Reputation: 6948
Using sed or similar how would you extract lines from a file? If I wanted lines 1, 5, 1010, 20503 from a file, how would I get these 4 lines?
What if I have a fairly large number of lines I need to extract? If I had a file with 100 lines, each representing a line number that I wanted to extract from another file, how would I do that?
Upvotes: 14
Views: 20072
Reputation: 46965
with awk it's as simple as:
awk 'NR==1 || NR==5 || NR==1010' "file"
Upvotes: 6
Reputation: 70162
In Perl:
perl -ne 'print if $. =~ m/^(1|5|1010|20503)$/' file
Upvotes: 0
Reputation: 360095
This ain't pretty and it could exceed command length limits under some circumstances*:
sed -n "$(while read a; do echo "${a}p;"; done < line_num_file)" data_file
Or its much slower but more attractive, and possibly more well-behaved, sibling:
while read a; do echo "${a}p;"; done < line_num_file | xargs -I{} sed -n \{\} data_file
A variation:
xargs -a line_num_file -I{} sed -n \{\}p\; data_file
You can speed up the xarg
versions a little bit by adding the -P
option with some large argument like, say, 83 or maybe 419 or even 1177, but 10 seems as good as any.

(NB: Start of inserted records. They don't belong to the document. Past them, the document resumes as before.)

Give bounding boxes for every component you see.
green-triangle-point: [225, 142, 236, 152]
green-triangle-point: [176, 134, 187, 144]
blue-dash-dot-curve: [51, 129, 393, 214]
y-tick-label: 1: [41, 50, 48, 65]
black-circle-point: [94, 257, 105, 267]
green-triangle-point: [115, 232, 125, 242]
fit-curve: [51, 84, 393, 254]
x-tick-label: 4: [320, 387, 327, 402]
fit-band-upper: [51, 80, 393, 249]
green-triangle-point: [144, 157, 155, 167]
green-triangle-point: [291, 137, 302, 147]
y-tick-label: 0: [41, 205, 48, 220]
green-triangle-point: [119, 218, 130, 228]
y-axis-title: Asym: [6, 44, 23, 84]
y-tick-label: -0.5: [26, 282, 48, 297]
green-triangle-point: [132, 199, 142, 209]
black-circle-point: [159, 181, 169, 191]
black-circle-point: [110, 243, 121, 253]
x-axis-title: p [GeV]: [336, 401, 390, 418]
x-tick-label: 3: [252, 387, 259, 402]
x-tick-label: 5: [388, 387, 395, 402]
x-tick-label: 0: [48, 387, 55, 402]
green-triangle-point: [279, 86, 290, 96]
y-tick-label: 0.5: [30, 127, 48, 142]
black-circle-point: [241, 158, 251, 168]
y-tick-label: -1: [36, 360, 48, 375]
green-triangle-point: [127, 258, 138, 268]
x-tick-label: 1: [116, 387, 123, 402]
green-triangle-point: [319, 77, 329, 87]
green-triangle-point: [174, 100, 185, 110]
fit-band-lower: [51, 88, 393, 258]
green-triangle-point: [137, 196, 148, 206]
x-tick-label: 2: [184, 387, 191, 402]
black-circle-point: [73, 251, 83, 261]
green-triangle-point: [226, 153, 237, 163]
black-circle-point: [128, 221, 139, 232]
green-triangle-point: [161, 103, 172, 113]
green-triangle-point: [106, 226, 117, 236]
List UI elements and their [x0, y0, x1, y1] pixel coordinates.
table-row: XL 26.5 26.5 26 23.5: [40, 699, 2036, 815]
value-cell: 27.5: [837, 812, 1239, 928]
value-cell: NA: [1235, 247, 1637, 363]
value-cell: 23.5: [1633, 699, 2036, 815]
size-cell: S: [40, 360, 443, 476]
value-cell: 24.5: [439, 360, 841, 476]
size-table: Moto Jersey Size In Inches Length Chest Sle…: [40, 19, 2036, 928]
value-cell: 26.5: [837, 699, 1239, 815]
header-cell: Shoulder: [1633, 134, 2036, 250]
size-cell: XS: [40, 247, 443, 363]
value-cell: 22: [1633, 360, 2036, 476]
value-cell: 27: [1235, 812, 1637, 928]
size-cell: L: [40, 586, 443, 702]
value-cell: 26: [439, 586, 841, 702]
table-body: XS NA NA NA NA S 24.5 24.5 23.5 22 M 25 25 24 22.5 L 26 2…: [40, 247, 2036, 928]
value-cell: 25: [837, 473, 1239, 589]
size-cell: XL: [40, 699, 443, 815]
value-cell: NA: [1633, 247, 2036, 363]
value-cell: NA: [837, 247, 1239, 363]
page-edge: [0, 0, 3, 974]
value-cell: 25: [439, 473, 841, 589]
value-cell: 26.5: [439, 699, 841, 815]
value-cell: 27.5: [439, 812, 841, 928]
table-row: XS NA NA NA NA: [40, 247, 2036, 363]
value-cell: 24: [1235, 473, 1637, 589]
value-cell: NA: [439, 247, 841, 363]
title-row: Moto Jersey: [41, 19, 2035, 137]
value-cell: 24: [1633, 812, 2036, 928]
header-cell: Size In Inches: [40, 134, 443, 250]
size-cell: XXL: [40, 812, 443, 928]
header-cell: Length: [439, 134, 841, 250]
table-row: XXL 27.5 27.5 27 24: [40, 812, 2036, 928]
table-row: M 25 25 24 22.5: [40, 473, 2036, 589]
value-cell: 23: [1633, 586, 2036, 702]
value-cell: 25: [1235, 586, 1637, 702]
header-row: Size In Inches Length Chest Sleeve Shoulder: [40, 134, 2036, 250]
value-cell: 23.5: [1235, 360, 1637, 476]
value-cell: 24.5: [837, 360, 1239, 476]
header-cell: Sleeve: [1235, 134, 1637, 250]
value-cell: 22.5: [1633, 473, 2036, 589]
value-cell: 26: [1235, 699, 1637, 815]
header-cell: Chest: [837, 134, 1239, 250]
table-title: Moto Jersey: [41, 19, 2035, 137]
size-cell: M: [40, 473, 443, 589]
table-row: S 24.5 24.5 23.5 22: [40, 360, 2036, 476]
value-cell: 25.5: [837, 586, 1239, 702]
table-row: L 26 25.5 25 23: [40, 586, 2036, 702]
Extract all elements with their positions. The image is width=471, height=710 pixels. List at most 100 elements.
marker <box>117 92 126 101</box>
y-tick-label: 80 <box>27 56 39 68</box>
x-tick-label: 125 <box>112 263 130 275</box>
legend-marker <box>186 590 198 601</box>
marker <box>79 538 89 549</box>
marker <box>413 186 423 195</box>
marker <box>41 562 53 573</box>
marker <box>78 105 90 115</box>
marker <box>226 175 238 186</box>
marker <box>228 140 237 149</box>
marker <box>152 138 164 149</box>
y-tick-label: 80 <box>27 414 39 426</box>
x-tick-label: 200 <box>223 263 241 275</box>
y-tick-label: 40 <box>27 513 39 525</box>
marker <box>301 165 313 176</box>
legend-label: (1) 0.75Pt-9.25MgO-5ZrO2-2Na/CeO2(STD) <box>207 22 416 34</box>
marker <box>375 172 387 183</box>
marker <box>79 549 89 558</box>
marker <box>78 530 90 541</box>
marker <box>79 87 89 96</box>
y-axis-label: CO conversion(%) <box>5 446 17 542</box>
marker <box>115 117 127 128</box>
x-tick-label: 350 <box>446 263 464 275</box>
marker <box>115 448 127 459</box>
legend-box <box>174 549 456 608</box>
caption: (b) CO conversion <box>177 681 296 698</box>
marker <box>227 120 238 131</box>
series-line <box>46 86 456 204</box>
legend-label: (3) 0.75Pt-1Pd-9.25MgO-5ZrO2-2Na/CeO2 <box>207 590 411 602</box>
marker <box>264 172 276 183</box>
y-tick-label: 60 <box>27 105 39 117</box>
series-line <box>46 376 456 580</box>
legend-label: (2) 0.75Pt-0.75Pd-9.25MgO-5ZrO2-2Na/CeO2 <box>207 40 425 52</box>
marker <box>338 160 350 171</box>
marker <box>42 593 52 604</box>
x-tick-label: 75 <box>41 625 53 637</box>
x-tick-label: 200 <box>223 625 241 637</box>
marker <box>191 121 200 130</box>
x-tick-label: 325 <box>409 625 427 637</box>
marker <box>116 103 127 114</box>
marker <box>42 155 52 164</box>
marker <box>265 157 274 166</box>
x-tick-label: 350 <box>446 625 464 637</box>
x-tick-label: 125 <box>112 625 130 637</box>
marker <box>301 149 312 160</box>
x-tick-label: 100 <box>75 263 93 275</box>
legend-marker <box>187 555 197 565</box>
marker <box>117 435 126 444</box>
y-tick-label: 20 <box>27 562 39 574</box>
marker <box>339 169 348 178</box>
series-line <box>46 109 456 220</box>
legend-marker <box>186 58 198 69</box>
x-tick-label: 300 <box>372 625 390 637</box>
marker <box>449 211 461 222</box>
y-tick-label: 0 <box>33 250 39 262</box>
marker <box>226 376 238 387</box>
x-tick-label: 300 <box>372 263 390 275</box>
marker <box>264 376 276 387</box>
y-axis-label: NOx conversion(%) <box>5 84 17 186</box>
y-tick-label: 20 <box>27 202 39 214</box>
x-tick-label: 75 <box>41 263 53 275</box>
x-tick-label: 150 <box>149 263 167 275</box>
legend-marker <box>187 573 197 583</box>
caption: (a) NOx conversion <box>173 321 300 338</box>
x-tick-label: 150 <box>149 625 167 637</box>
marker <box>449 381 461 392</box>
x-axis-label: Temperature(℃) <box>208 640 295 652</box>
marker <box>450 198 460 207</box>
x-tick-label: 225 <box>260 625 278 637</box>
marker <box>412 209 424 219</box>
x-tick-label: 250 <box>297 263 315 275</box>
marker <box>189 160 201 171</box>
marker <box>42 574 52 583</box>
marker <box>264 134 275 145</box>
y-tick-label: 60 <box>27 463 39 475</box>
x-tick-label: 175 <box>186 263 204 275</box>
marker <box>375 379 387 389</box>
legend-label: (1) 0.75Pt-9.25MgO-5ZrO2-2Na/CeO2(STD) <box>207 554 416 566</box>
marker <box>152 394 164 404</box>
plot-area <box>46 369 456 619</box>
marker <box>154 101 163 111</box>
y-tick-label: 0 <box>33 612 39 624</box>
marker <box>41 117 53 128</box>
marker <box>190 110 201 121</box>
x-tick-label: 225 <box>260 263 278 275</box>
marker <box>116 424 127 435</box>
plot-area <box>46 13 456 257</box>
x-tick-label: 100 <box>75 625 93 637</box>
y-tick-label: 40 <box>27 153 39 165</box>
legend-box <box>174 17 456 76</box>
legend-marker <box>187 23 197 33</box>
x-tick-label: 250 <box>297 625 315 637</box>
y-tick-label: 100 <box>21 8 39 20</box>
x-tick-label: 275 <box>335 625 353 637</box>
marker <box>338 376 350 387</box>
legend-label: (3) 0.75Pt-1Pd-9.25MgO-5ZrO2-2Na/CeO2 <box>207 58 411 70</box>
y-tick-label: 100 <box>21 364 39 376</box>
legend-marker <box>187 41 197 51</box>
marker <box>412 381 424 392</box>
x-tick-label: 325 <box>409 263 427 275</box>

*xargs --show-limits </dev/null
can be instructive
Upvotes: 1
Reputation: 342363
@OP, you can do this easier and more efficiently with awk. so for your first question
awk 'NR~/^(1|2|5|1010)$/{print}' file
for 2nd question
awk 'FNR==NR{a[$1];next}(FNR in a){print}' file_with_linenr file
Upvotes: 3
Reputation: 7832
Something like "sed -n '1p;5p;1010p;20503p'. Execute the command "man sed" for details.
For your second question, I'd transform the input file into a bunch of sed(1) commands to print the lines I wanted.
Upvotes: 18
Reputation: 272287
I'd investigate Perl, since it has the regexp facilities of sed
plus the programming model surrounding it to allow you to read a file line by line, count the lines and extract according to what you want (including from a file of line numbers).
my $row = 1
while (<STDIN>) {
# capture the line in $_ and check $row against a suitable list.